The projector isn't particularly bright at 15 lumens, so you'll want to make sure that you are in a well-darkened family or conference room before switching it on. Once it's on, you can use the projector to show your Keynote presentations, movies, or slideshows to anyone in the room. The device projects images up to 50" diagonal, so it's almost like having a big flat-screen TV in your pocket.
I was able to use the projector for about two hours before it shut down. The battery still seemed to have some juice in it as I was able to turn the projector back on in a while, but it appeared that the shutdown was due to overheating. There is no way to run the projector from an AC adapter, so you are definitely tied to the life of the non-replaceable battery.
There's a focus adjustment for making sure that the image is sharp, and there's even a built-in .5 Watt speaker to supply sound. Frankly, you'll want a Bluetooth speaker like one of the Big Blue models I'll talk about later in this review.
I watched some short segments of movies, some presentations, and a slideshow or two using the Pocket Projector, and for the most part I was happy with the results. However, this isn't a replacement for a much more capable projector for one very big reason -- the native resolution of the device is only 640 x 360 pixels.

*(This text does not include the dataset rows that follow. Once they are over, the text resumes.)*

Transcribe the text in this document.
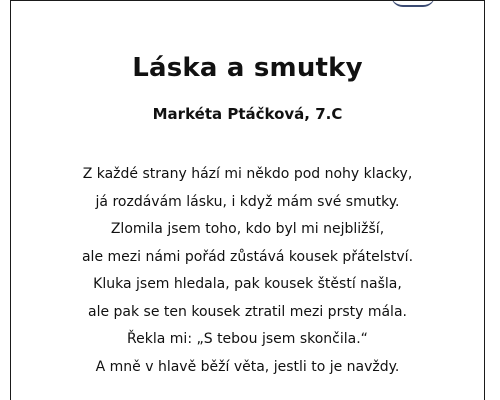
Láska a smutky
Markéta Ptáčková, 7.C
Z každé strany hází mi někdo pod nohy klacky,
já rozdávám lásku, i když mám své smutky.
Zlomila jsem toho, kdo byl mi nejbližší,
ale mezi námi pořád zůstává kousek přátelství.
Kluka jsem hledala, pak kousek štěstí našla,
ale pak se ten kousek ztratil mezi prsty mála.
Řekla mi: „S tebou jsem skončila.“
A mně v hlavě běží věta, jestli to je navždy.
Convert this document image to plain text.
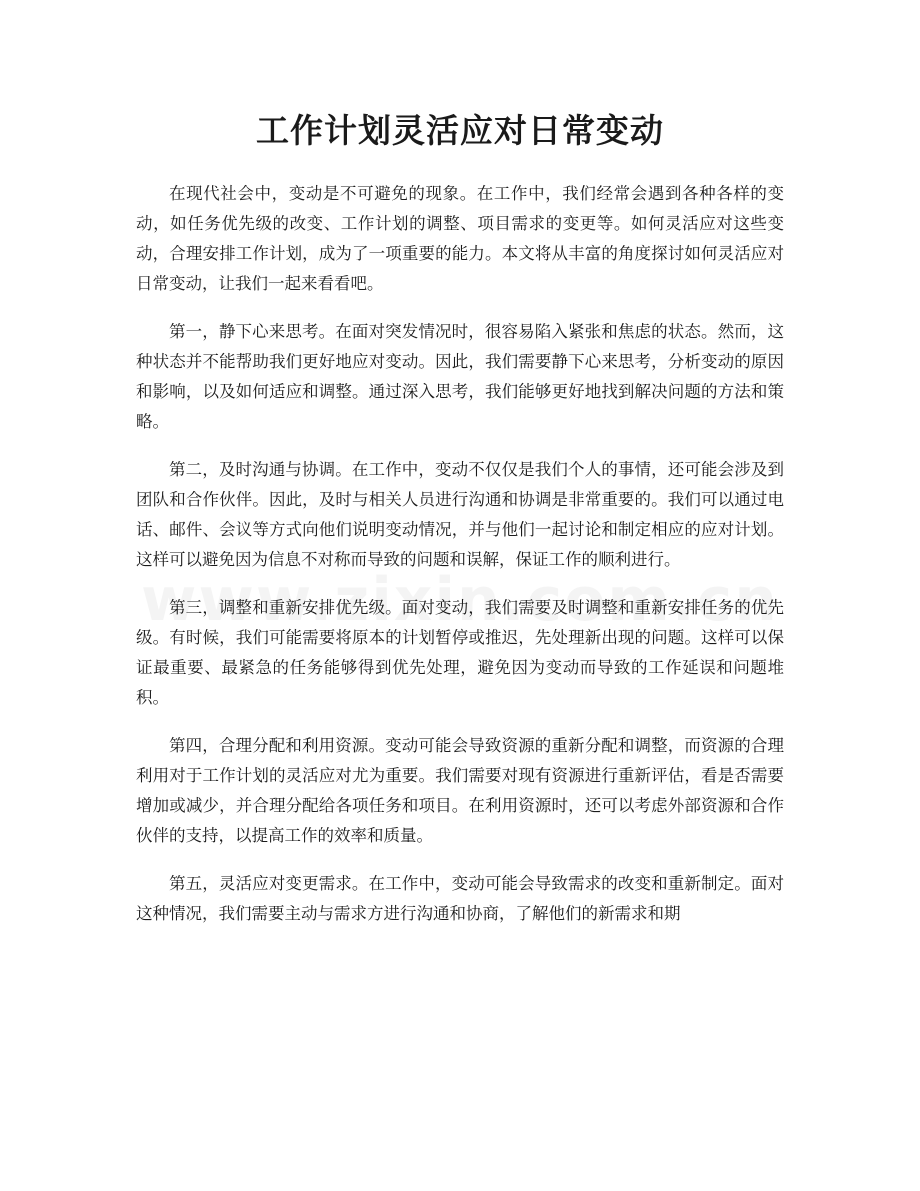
工作计划灵活应对日常变动

在现代社会中，变动是不可避免的现象。在工作中，我们经常会遇到各种各样的变动，如任务优先级的改变、工作计划的调整、项目需求的变更等。如何灵活应对这些变动，合理安排工作计划，成为了一项重要的能力。本文将从丰富的角度探讨如何灵活应对日常变动，让我们一起来看看吧。

第一，静下心来思考。在面对突发情况时，很容易陷入紧张和焦虑的状态。然而，这种状态并不能帮助我们更好地应对变动。因此，我们需要静下心来思考，分析变动的原因和影响，以及如何适应和调整。通过深入思考，我们能够更好地找到解决问题的方法和策略。

第二，及时沟通与协调。在工作中，变动不仅仅是我们个人的事情，还可能会涉及到团队和合作伙伴。因此，及时与相关人员进行沟通和协调是非常重要的。我们可以通过电话、邮件、会议等方式向他们说明变动情况，并与他们一起讨论和制定相应的应对计划。这样可以避免因为信息不对称而导致的问题和误解，保证工作的顺利进行。

第三，调整和重新安排优先级。面对变动，我们需要及时调整和重新安排任务的优先级。有时候，我们可能需要将原本的计划暂停或推迟，先处理新出现的问题。这样可以保证最重要、最紧急的任务能够得到优先处理，避免因为变动而导致的工作延误和问题堆积。

第四，合理分配和利用资源。变动可能会导致资源的重新分配和调整，而资源的合理利用对于工作计划的灵活应对尤为重要。我们需要对现有资源进行重新评估，看是否需要增加或减少，并合理分配给各项任务和项目。在利用资源时，还可以考虑外部资源和合作伙伴的支持，以提高工作的效率和质量。

第五，灵活应对变更需求。在工作中，变动可能会导致需求的改变和重新制定。面对这种情况，我们需要主动与需求方进行沟通和协商，了解他们的新需求和期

While the images seemed fairly sharp and colors were bright, small text suffered. However, as you can see from some of the photos included with this review, screen text was very easy to read so your mileage may vary.
I think the best use for this device would be for showing images; giving slide shows to friends or clients, watching home videos or product videos. It's definitely doesn't have high enough resolution to be used as a projector for classes or meetings, but still a fun and useful product in the right use cases.
Big Blue Studio and Live Speakers
We get a lot of Bluetooth speakers here at the TUAW Labs, some of which are high-end units and others that are cheap. The Big Blue line seems to hit the middle ground, with a big speaker that's more reasonably-priced than some smaller devices like the Jawbone Jambox.
The Studio Speaker comes in a white polycarbonate shell with a metal grid covering the front, dominated by a big blue "eye." There's a hefty looking AC adapter with a thin cable that powers the unit. The speaker has a total 30 Watt output, with two full-range 2.5" drivers, a 3" subwoofer driver, and a passive radiator. The Studio Speaker supports any Bluetooth 2.0 or higher device with A2DP, GAVDP, or IOP compatibility.